April 27th, 2015 by Cedar Isle Farm

On the farm the rain has actually been welcomed – Jim worked like the dickens to get all the spring wheat seeded before the deluge and he succ(s)eeded!  And thus the kernels of spring wheat are soaking up the moisture and readying to burst into plants.

 

 

The knack of planting does not come without a knack for troubleshooting, so lest you think the life of a farmer is only dampened by premature rains or hungry ducks, we include a picture of Jim wrestling with the seeder.  A person needs to calibrate the machine, to control the amount of seed per row per spread of the spigots on the seeder.  Personally I have used a yardstick, a tape measure, or a length of wood, but I am planting one seed and one row at a time in the vegetable patch!  The seeder saves a person that amount of effort, but mathematical calculations on distance between rows and kernels, over the span of the seeder and the length of the rows, calls for a bit of head scratching, scribbling on paper, and then a sample weight of seed dispersed into a bucket by manual rotation of the cog, to make sure the planting is optimal.

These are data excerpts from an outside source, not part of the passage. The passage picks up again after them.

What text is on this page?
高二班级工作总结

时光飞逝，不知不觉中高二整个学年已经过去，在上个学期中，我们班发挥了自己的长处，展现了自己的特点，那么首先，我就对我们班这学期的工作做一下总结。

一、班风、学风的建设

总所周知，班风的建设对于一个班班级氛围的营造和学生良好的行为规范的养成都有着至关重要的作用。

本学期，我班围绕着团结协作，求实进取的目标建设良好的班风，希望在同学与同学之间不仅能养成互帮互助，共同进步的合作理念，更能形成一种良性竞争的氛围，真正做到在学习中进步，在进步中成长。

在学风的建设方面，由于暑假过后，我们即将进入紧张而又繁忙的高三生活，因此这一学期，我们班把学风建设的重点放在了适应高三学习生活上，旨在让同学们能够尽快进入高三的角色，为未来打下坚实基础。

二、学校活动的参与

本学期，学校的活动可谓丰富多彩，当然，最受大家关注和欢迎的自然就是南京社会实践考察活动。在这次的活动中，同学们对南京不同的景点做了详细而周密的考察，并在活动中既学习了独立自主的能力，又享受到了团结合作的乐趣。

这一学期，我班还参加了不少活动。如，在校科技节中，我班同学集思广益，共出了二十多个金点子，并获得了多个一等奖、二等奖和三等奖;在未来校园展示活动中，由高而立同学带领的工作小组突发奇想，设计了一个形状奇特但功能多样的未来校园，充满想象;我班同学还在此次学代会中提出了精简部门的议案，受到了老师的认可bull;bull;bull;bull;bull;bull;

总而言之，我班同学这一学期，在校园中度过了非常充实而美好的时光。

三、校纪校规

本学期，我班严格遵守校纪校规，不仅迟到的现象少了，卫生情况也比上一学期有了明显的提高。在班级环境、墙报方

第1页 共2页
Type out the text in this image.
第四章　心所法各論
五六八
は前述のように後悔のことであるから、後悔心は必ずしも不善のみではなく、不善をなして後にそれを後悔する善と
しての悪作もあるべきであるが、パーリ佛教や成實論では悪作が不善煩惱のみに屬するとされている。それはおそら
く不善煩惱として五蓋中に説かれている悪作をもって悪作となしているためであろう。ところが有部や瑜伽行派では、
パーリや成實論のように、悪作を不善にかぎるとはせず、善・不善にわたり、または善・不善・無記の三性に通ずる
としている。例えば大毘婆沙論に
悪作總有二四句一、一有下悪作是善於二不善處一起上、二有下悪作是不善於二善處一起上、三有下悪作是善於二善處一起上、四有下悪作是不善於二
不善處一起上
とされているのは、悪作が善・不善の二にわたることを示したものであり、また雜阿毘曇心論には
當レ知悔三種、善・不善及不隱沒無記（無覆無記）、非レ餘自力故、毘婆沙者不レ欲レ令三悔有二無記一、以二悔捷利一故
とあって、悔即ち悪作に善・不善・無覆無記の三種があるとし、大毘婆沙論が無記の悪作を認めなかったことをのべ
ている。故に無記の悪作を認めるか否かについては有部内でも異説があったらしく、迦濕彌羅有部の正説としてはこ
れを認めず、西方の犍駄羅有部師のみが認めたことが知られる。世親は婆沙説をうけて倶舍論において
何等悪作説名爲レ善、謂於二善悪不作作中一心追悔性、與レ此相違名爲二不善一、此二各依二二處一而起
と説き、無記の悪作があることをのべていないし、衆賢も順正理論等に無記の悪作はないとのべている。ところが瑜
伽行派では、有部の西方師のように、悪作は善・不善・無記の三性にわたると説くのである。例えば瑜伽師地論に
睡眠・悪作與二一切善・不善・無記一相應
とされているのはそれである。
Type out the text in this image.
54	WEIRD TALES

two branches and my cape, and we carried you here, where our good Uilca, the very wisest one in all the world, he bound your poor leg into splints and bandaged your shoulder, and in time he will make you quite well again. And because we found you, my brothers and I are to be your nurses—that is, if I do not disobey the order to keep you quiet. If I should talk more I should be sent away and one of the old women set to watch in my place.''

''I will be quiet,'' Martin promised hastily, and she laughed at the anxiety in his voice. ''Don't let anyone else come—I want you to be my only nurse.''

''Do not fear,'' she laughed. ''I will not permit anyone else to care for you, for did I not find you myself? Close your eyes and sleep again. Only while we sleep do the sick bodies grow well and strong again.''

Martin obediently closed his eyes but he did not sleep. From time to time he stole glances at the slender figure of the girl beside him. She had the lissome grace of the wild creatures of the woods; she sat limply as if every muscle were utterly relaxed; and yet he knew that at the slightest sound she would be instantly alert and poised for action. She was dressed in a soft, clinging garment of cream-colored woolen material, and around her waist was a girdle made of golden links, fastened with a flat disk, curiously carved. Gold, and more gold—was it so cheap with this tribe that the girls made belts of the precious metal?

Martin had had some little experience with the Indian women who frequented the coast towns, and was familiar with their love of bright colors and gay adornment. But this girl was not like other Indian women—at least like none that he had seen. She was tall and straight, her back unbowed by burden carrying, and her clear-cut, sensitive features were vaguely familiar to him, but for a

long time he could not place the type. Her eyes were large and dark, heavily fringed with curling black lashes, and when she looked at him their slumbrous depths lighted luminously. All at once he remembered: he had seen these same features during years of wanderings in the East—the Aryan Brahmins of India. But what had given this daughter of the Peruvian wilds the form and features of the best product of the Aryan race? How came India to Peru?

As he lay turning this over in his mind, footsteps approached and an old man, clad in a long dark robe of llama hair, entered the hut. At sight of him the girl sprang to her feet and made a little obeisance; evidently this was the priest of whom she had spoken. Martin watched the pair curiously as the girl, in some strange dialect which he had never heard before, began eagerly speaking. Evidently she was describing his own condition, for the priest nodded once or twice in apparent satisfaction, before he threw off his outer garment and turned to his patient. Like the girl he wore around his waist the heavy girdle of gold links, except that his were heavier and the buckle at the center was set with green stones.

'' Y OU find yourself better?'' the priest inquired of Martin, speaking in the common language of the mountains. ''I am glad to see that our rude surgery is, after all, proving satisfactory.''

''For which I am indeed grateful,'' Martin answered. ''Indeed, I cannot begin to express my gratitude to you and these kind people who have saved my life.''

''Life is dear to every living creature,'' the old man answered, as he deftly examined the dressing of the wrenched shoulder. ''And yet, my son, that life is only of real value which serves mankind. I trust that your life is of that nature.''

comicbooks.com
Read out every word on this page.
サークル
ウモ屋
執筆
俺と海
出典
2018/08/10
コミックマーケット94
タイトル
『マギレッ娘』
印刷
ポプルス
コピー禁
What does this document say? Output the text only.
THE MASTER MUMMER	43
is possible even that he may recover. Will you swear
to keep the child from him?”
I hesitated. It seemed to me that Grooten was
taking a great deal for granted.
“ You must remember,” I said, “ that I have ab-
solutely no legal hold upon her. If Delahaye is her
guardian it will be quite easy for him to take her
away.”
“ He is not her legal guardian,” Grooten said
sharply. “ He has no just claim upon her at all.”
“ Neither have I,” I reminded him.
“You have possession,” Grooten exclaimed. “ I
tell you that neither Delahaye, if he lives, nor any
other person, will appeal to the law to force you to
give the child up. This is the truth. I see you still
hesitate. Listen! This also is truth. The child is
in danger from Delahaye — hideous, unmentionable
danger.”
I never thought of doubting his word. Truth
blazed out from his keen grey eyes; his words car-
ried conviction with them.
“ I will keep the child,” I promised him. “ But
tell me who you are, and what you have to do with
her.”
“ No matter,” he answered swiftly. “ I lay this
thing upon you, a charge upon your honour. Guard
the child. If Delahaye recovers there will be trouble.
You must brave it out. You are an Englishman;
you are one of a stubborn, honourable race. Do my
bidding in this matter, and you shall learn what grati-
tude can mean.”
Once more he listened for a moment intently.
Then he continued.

A mere few hours later, Jim is back in the driver’s seat and studding the field with kernels of wheat.

 

 

Our second image on this rainy day blog is of the fall rye on a glorious day earlier last week, planted in the fall and now thigh high and a luscious green – Mount Cheam looms in the background, our mountainous touchstone and companion in all we undertake in this part of the valley.  And a shot of Yoshi’s garlic, readying for harvest in July.  His potato starts are still thinking about things.

 

 

And then we include a big hello from a bear.  We walked, Yoshi, Diane and myself, as well as Bella and Axle the Dogs, around the circumference of the farm of an evening, and the next late afternoon, I discovered that the bear(s) were back.  We delight in sharing the farm, with ducks, swallows, bears and beavers, owls, the occasional skunk, and of course the frogs.  The bears are of special stature, and we appreciate their calling cards.  They leave wet paw prints on the road, crushed patches of grass where they too like a good roll, bits of fur on the barbed wire, and stool samples, black and showing evidence of a diet of grasses at this time of year.

Stay dry – the week ahead promises some sun!